Si la philanthropie a d'abord eu une connotation religieuse (en effet, pour les religions, le don est très important), elle permet également au philanthrope de se construire une notoriété et de laisser son nom à la postérité en baptisant une école, une fondation ou un musée du nom de son propre nom. François Ier et Louis XIV étaient des mécènes qui ont financé des artistes (tels que Léonard de Vinci et Molière) en leur donnant les moyens financiers de créer grâce à l'association de leurs propres noms et règnes à la réussite desdits artistes.

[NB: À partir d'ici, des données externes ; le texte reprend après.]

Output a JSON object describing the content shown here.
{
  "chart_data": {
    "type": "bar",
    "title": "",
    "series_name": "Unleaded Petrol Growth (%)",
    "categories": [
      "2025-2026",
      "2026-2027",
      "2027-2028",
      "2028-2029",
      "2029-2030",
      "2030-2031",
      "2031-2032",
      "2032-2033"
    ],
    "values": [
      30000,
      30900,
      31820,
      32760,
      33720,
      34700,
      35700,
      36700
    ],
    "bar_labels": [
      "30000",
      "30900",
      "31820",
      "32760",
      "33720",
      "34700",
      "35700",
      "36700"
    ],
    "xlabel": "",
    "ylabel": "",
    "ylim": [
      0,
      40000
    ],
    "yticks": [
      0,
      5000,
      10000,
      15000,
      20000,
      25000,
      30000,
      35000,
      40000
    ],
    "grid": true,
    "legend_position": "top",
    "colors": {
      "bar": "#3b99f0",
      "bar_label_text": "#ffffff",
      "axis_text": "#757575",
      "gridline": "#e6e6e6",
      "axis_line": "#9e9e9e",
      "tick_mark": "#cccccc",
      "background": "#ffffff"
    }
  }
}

Aujourd'hui, le mécénat se tourne toujours en premier lieu vers la culture. De grandes sociétés fondent des associations qui la défendent (comme la Fondation Cartier pour l'art contemporain par exemple). Les dons sont ensuite faits aux organismes solidaires (aide aux démunis, insertion...), à la défense de l'environnement, la recherche et enfin, le sport.
L'essentiel
Les microcrédits, les banques de temps, les SEL, la philanthropie participent à concevoir une économie plus sociale et à penser que l'économie de marché et la course aux gains financiers au détriment de la solidarité ne sont pas les seules options. Le but de ces institutions est de développer l'idée qu'une autre économie, plus respectueuse de l'Homme et de la nature, est possible.
Cependant, certains de ces systèmes (comme les SEL) restent encore confidentiels et confinés à un usage local.